Ok, I’m back.
This time prompted by sheer enthusiasm, which I have promised myself is the only way I will blog in future.
I’m excited to hear that Matthew Parris is enamoured with our fair city and echos the comments made by Trevor Beattie in my interview with him the other week.
In his column for The Times, Matthew mulls over a new motto for the UK (it was mooted some time back that Gordy was looking for one). Inspiration came during his speech at Birmingham Foward’s annual dinner:
The perfect national motto. It came to me while addressing a dinner given by the Birmingham Forward association of regional businesses. Birmingham is looking great these days, and I said how much nicer it was to encounter a city where people undersold themselves, than places (but let’s leave Manchester out of this) that were up their own bottoms.
An MP and archetypal young thruster of a Government minister, Liam Byrne, had recently bewailed what he called the West Midlands’ “malaise of modesty”. Modesty a malaise! How very new Labour. A pleasantly low-key attitude to themselves is one of the great assets of West Midlanders. So I suggested a new motto for Birmingham, which the audience seemed to like.
Philip Howard, the classicist of The Times, has helped me to translate it into Latin, and the five-word motto would be splendid, in fact, for Britain itself – except that it undermines the whole Brownite constitutional project.
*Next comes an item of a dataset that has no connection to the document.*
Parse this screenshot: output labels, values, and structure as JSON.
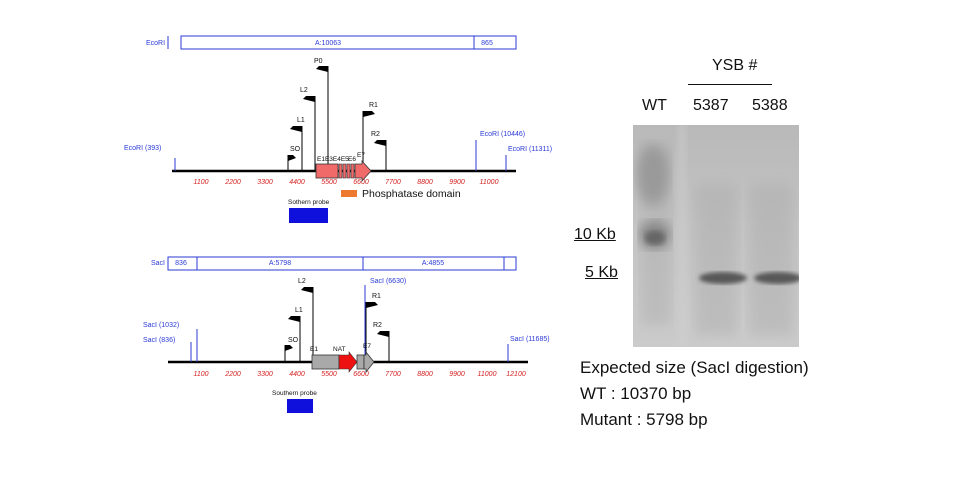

Ne nostra in fundamenta subeamus: “Let us not climb up our own bottoms.”
It’s true that, in many ways, Birmingham has undersold itself through modesty. Trevor Beattie suggested that if we could temporarily adopt the arrogance of the Mancunians, then we might raise our profile a bit.
But I think perhaps it isn’t arrogance we need. I think it’s confidence and a little bit of self belief.
We’ve taken the knocks because there are some idiots that insist on judging the city using anachronistic stereotypes. And, perhaps, that’s made us play safe on some issues.
Yet, in my experience, Birmingham has masses of talent, passion and creativity. Perhaps we just need to be a little braver and give less of a stuff what everyone else thinks.
With a bit of self belief we could use our modesty to our advantage. After all, being great isn’t about shouting the loudest, it’s about doing things better than everyone else!